Being a leader can feel like being pulled in multiple directions at once. Communicate clear goals, but be adaptable. Show vulnerability, but also strength and reliability. Inspire confidence in your abilities, while constantly working on self-improvement.
But although these feel like contradictions, I don’t believe they really are. Why would your team work hard to achieve goals they can clearly see are no longer relevant? If you never show your human side, how can they rely on you to understand their struggles? Why would they trust your abilities if you seem uninterested in keeping your skills up to date?
In the same way, I think people see Stoicism and growth mindset as being very different concepts. One’s about being tough and resilient, the other’s about learning new things – right? Well, it’s a little more complicated than that.
What are growth and fixed mindsets?
Have you ever struggled with something, then caught yourself thinking “I’m just not up to this”? Or made a mistake and decided “I’m never going to manage it”?
I’m going to go out on a limb and say… yes you have. I know I have!
We all have these moments of frustration. And that’s fine. But the more we wear the grooves of those thoughts into our minds, the harder it is to move onto different tracks.
This is part of the self-fulfilling prophecy of what Carol Dweck calls a “fixed mindset”. People with a fixed mindset take the view that we’re basically unchangeable. When confronted with a difficult problem, they assume they either have the tools to overcome it or they don’t, and there’s nothing they can do about it. If they fail, it’s because they’re just not up to it .
And the more they dwell and act on those thoughts, the harder it becomes to change them.
But the great news is… there is a different way of looking at it.. Our amazing brains are changing all the time. We can reroute those mental pathways to what Dweck, in her book Mindset, describes as a “growth mindset”.
Instead of thinking “I failed, so clearly I can’t do this”, it becomes “I failed because I can’t do this yet. What can I learn from this experience so I do better next time?”
Rather than “there’s only one way to do this”, it’s “can I come up with new, creative strategies?”
“I was criticised because I’m not good at this” is reframed as “I received feedback which can help me improve”.
The link to Stoicism
The way I see it, growth mindset has a lot in common with Stoic philosophy.

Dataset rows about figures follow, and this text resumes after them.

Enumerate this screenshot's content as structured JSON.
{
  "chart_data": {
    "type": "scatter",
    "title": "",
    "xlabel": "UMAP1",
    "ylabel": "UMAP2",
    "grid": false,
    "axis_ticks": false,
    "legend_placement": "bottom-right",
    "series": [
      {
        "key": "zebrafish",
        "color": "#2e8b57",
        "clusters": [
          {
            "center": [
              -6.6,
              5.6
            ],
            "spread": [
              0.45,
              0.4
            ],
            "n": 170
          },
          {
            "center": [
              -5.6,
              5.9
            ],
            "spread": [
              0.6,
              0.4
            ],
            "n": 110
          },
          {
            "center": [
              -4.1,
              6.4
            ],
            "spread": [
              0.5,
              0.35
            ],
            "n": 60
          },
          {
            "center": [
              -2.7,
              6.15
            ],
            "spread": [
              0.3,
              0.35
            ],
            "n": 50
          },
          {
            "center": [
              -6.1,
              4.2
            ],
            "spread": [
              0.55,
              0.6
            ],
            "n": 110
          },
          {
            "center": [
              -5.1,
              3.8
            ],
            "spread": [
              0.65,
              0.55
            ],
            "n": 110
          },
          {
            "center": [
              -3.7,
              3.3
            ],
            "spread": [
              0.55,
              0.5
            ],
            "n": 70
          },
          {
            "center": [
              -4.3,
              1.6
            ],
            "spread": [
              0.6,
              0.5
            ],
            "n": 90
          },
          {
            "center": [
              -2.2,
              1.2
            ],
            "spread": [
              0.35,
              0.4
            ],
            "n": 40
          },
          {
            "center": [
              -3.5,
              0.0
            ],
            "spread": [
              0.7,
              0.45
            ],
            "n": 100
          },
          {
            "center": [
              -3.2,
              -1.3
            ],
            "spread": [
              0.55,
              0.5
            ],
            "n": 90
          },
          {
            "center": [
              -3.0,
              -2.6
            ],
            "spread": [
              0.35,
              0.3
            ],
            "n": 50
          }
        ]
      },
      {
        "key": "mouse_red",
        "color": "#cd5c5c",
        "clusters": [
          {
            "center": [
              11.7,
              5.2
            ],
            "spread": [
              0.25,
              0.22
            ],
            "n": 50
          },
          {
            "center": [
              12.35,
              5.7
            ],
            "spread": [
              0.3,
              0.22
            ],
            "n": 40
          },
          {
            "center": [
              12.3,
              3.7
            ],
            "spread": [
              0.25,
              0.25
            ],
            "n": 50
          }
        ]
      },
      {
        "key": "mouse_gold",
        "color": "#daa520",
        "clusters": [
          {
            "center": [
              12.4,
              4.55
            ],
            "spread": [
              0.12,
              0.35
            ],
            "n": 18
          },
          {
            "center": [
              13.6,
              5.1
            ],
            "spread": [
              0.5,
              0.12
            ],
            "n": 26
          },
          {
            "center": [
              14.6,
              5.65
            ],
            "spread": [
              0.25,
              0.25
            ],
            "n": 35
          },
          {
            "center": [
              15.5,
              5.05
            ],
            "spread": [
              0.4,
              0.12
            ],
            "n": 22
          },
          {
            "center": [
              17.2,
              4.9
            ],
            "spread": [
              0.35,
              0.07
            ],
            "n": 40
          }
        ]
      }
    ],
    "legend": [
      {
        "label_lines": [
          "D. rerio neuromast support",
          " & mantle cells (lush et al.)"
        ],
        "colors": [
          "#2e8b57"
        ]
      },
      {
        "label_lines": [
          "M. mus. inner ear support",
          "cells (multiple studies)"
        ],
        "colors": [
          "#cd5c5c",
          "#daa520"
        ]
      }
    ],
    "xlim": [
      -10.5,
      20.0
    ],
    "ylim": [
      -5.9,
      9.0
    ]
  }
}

Stoicism considers how you approach life and face challenges. How do you figure out what’s right, and how to live well? How do you improve yourself, and your community? A key focus is how to respond to difficult situations.The principle applies: Well, that happened. What now?
This isn’t about repressing your emotions. It’s about putting your energy into what you do want, rather than dwelling on what you don’t want.
Say you’re trying to land a new client, and you fail. They explain that they were impressed by your pitch, but ultimately went for a cheaper option.
What’s the Stoic response? First, recognise the situation and accept that it did not work. Then, see what lessons you can take from it – perhaps you need to focus more on what makes your company worth the extra cost? Finally, implement those changes and move on.
Doesn’t this sound just like growth mindset?
The dangers of fixed mindset for leaders
Many people misinterpret Stoicism as a ‘fixed mindset’ philosophy. They think someone stoic is a rather old-fashioned, stiff-upper-lip type who refuses to change.
I’m sure many of us have met that kind of person. Plenty of leaders see themselves as steady and stoic, as setting a course for the company and sticking to it – no matter what.
But they fail to see that there’s a big difference between conviction and stubbornness, between stoicism and closed-mindedness. They’re so sure they know best that they get defensive when challenged, and often undermine people who come in with new perspectives.
To reuse an Epictetus quote from my last blog post, “a person is not going to undertake to learn anything that they think they already know.” That fixed thinking is disastrous for leaders, and it’s something the Stoics warned against.
Translating this to teams
So how can you encourage stoicism and a growth mindset in your team?
Dweck sets out a great first step in her 2014 TED talk. Her research was in a school setting, but it’s relevant for anyone in a mentoring or leadership role. She explains that our reward systems are often based on outcome, not effort. But that just nudges people into a fixed mindset – I didn’t get the results, so I’m not good enough. She suggests a new approach:
“We can praise wisely, not praising intelligence or talent. That has failed. Don’t do that anymore. But praising the process that kids engage in: their effort, their strategies, their focus, their perseverance, their improvement. This ‘process praise’ creates kids who are hardy and resilient.”
In the same talk, she describes creating a maths game which rewards progress, rather than just knowing the right answer, right now. The result? “More effort, more strategies and more engagement over longer periods of time, and more perseverance when they hit really, really hard problems.”
More hard-working, more creative, more committed, more resilient. Now doesn’t that sound like exactly the kind of team member you want?